On November 24, 1974, American paleoanthropologist Donald Johanson planned to stay in camp to catch up on his field journals. He was in the Great Rift Valley in Ethiopia on an extended surveying mission where he and his multinational team were searching for the fossilized bones of early humans and their ancestors. Instead of staying in that day, Johanson was convinced by a graduate student to go out into the blazing sun and search yet another section of ground. While their planned excavation proved fruitless, on his way back to the car Johanson spotted a bone fragment in a small gully. He and his team went to work carefully removing this fragment, and the more than 30 other fragments that would come to comprise one of the most important set of remains found to date: Lucy.
When we glimpse into the distant past and try to better understand the origins of our Homo sapiens species, the view is murky at best. For the vast majority of history, our lineage is entirely shared with the chimpanzee. That is, of course, until it wasn’t anymore. Our development branched off, probably around seven million years ago, and evolved into a new line of more earthbound and upright creatures. Lucy, who was named by Johanson for the repeating recording of The Beatles’ Lucy In The Sky With Diamonds that played as the team unearthed her bones, is a member of the family Australopithecus, the progenitors of the family Homo, to which we belong. As best as they can tell from the bone fragments discovered that day, Lucy stood around three and a half feet tall and easily walked on two legs. Much else beyond that is open to interpretation.
The trouble with Lucy, and with most other fossils from around this time, is the relatively incomplete nature of the skeleton and the scarcity of comparators. Johanson triumphantly announced, via his own figuring, that Lucy represented about 40% of a complete skeleton. While anthropologists argue about this number, it cannot be argued that Lucy is lacking what evolutionary biologists would agree were her most interesting features: hands, feet, and skull. Only a few skull fragments were found, meaning it’s highly difficult to get a good understanding of how large her cranium, and brain, would have been. And the hands and feet, which would provide a deeper insight into how adept she was at climbing and walking, are sorely lacking as well. Even the question of gender, which Johanson was quick to proclaim as female due to the dimensions of the pelvis, is still hotly debated and far from certain. While other skeletons have been found from the Australopithecus family, they represent millions of years of history and development among them, and trying to piece together a single, cohesive narrative is tricky, if not entirely impossible with the information at hand.

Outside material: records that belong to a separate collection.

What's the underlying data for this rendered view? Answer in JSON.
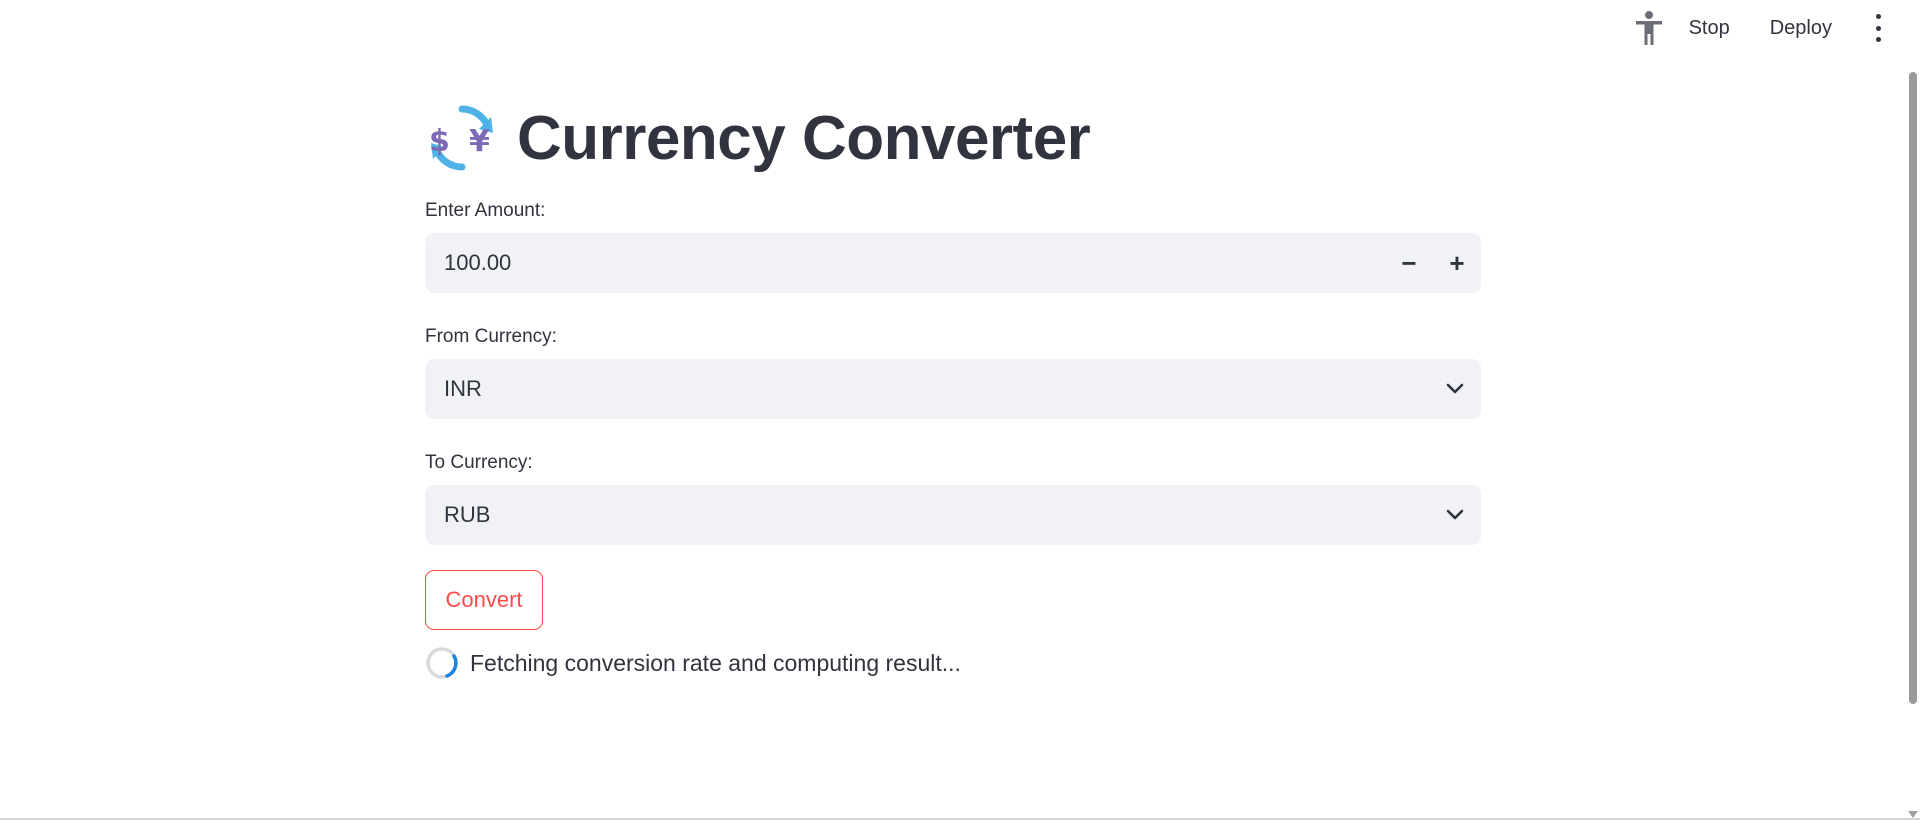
{
  "toolbar": {
    "accessibility_icon": "accessibility-person-icon",
    "stop_label": "Stop",
    "deploy_label": "Deploy",
    "menu_icon": "vertical-dots-icon"
  },
  "app": {
    "title_emoji": "currency-exchange-icon",
    "title": "Currency Converter"
  },
  "form": {
    "amount": {
      "label": "Enter Amount:",
      "value": "100.00",
      "decrement_label": "−",
      "increment_label": "+"
    },
    "from_currency": {
      "label": "From Currency:",
      "value": "INR"
    },
    "to_currency": {
      "label": "To Currency:",
      "value": "RUB"
    },
    "convert_label": "Convert"
  },
  "status": {
    "text": "Fetching conversion rate and computing result..."
  },
  "colors": {
    "primary": "#ff4b4b",
    "text": "#31333f",
    "input_bg": "#f0f2f6",
    "spinner_accent": "#1c83e1"
  }
}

The most complicating factor for extrapolating meaningful information from these finds has to do with the process of evolution itself. Like smoke rising from a flame and searching for a path to the outside, the procession of evolution is filled with many paths, but only one that leads to success. In this period between chimpanzees and hominids, the australopithecines did not develop in an orderly progression, but rather followed branches of differing evolutionary advancements. Some of these proved futile and the branch went extinct, while one prospered and led, eventually, to humans. The trouble with pulling meaning out of the bones of Lucy is that without much more information and many more specimens with which to construct a better picture of these developmental paths, we can never be certain whether Lucy was part of the path that led to us, or one of the many that ultimately failed. And so while Lucy may provide us a glimpse into our ancestral past, she may also just be an example of the type of creature that once roamed the Earth. Either way, it is still a truly exciting idea that we are able to physically study something that lived over three million years ago, a stretch of time nearly beyond comprehension.